Some documents (e.g., archives, multi-part files) produce child documents during processing. List them by job ID.

<CodeGroup>
  ```python Python theme={null}
  children = client.documents.list_document_children(job_id=job.job_id)

  for child in children:
      print(f"{child.file_name}: {child.status}")
  ```

  ```typescript TypeScript theme={null}
  const children = await client.documents.listDocumentChildren(job.jobId);

  for (const child of children) {
    console.log(`${child.fileName}: ${child.status}`);
  }
  ```

  ```go Go theme={null}
  children, err := client.Documents.ListDocumentChildren(ctx, job.JobID)
  if err != nil {
      log.Fatal(err)
  }

  for _, child := range children {
      fmt.Printf("%s: %s\n", child.FileName, child.Status)
  }
  ```

  ```bash CLI theme={null}
  meibel documents list-children "$JOB_ID"
  ```
</CodeGroup>

## Stream trace events

Stream real-time processing events for a document job.

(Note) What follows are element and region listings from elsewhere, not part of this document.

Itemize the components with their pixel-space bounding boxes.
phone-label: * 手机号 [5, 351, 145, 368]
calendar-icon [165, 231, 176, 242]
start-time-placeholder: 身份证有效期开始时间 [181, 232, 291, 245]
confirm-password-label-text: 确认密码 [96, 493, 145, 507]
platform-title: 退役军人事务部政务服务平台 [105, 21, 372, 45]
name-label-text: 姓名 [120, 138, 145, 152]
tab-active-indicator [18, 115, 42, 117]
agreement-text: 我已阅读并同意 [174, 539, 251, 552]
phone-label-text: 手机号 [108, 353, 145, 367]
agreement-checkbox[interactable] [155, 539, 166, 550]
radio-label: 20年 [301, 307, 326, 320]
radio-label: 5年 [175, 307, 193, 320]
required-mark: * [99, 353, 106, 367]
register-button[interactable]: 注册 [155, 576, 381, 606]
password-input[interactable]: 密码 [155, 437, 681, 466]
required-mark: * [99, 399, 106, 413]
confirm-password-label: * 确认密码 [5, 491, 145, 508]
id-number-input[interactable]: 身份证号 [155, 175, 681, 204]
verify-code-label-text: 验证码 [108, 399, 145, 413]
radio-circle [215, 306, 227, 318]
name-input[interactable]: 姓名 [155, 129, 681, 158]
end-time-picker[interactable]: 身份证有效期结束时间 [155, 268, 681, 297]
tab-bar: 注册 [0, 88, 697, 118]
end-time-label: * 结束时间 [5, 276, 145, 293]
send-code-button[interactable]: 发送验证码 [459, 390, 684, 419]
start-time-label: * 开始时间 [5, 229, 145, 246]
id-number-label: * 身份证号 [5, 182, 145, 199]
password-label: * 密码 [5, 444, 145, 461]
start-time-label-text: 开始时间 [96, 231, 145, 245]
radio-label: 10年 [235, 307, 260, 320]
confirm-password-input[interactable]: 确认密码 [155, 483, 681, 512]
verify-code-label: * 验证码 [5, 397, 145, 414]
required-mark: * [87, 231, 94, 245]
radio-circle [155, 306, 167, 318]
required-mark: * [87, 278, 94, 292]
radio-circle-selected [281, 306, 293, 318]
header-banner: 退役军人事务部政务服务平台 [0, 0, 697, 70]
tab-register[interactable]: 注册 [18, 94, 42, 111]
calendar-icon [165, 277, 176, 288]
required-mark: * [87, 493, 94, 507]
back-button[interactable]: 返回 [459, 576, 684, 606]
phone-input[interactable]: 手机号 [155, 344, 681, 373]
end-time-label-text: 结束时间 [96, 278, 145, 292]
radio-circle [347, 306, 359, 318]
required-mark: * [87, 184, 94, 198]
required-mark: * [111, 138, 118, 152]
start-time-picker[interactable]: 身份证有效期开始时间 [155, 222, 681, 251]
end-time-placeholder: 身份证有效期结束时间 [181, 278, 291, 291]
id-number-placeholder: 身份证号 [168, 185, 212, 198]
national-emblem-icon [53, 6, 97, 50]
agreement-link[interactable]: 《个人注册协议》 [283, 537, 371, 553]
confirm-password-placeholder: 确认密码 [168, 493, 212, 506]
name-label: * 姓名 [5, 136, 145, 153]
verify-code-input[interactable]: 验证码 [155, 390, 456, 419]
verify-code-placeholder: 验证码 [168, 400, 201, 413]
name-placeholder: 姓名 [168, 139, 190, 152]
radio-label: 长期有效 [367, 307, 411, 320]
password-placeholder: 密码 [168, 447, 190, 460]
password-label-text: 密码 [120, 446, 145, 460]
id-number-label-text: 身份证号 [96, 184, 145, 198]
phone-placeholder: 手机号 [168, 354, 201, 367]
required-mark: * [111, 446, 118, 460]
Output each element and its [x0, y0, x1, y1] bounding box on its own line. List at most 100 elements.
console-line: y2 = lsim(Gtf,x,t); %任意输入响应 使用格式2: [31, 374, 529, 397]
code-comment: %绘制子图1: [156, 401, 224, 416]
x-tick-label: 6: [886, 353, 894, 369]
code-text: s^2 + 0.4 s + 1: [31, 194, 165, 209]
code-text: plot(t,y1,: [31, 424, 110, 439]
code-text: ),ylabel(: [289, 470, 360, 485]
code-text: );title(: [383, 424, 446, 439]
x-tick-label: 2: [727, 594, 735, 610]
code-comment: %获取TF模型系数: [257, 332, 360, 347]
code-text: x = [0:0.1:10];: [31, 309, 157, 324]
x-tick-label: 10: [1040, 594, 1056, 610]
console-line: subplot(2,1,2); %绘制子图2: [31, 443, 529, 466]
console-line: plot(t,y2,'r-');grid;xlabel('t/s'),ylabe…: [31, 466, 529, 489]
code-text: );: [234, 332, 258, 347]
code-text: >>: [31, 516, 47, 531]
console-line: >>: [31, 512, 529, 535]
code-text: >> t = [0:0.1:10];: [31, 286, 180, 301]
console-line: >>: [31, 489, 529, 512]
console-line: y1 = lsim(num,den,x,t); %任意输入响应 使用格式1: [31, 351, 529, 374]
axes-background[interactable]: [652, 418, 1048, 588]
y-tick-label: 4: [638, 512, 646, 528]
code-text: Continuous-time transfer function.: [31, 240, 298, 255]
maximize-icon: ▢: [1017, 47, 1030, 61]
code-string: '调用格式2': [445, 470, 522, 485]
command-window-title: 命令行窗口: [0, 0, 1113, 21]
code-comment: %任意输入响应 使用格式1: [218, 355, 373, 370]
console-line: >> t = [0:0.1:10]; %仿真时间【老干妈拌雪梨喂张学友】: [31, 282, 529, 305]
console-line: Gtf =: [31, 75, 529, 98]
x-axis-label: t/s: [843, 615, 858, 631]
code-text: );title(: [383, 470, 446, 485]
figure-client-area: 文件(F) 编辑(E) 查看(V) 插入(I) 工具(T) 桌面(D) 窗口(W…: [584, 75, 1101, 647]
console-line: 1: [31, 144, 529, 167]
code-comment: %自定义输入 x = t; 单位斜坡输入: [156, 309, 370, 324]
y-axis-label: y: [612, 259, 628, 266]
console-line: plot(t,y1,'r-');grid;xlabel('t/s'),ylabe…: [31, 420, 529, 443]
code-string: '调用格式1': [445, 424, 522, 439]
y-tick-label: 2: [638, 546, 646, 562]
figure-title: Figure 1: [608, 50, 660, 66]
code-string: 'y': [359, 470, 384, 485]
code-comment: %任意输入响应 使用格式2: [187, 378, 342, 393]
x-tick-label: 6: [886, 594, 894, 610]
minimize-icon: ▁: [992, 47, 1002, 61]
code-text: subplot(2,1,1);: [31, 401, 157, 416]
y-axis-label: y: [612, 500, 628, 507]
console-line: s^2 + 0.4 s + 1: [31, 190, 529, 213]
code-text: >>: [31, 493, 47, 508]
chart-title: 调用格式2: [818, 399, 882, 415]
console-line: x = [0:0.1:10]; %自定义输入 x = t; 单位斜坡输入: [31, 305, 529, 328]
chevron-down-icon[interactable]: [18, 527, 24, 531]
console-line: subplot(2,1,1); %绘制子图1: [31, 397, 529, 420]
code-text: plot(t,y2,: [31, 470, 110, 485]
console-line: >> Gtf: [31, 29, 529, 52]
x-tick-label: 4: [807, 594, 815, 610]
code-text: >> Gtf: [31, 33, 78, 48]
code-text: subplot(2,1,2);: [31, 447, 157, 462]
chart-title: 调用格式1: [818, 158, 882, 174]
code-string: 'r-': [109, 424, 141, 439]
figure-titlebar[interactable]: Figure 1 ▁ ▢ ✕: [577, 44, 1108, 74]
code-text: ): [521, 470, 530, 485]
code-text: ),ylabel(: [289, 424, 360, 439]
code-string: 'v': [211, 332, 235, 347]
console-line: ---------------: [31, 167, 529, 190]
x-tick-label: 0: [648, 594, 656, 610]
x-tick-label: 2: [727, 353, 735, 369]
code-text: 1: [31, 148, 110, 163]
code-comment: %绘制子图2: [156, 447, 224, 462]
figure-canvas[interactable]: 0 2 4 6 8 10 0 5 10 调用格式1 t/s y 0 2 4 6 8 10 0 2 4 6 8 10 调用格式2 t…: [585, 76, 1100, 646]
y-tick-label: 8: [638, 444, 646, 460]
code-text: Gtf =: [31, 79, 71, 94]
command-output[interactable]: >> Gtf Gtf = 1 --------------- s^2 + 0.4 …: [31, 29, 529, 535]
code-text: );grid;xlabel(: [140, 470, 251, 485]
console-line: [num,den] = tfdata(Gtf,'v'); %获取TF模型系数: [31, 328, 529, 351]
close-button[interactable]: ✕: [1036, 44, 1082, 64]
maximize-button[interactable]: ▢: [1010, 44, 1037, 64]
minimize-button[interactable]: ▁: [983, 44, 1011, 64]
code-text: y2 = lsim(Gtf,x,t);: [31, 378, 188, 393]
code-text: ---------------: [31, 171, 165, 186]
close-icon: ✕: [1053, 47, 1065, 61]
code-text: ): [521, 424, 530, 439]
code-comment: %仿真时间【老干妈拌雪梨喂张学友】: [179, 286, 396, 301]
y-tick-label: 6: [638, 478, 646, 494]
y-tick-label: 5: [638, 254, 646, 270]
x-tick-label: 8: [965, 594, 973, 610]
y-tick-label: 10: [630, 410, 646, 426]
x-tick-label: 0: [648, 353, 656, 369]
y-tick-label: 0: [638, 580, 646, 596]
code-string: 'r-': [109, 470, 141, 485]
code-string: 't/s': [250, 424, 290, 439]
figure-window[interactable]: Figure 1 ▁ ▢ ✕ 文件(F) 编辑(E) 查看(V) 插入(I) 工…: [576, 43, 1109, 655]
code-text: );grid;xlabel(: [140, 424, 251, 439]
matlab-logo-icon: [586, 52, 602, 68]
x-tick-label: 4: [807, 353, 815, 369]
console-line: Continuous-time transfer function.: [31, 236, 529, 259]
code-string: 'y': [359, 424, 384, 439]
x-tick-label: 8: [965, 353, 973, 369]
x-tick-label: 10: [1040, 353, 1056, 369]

Trace events provide fine-grained progress updates such as page extraction, OCR steps, and content classification.

<CodeGroup>
  ```python Python theme={null}
  for event in client.documents.stream_document_trace(job_id=job.job_id):
      print(f"[{event.type}] {event.message}")
  ```

  ```typescript TypeScript theme={null}
  for await (const event of client.documents.streamDocumentTrace(job.jobId)) {
    console.log(`[${event.type}] ${event.message}`);
  }
  ```

  ```go Go theme={null}
  stream, err := client.Documents.StreamDocumentTrace(ctx, job.JobID)
  if err != nil {
      log.Fatal(err)
  }

  for event := range stream.Events() {
      fmt.Printf("[%s] %s\n", event.Type, event.Message)
  }
  if err := stream.Err(); err != nil {
      log.Fatal(err)
  }
  ```

  ```bash CLI theme={null}
  meibel documents stream-trace "$JOB_ID"
  ```
</CodeGroup>

Trace events are delivered as Server-Sent Events (SSE). Each event includes a `type` (e.g., `"progress"`, `"page_extracted"`, `"complete"`) and a human-readable `message`.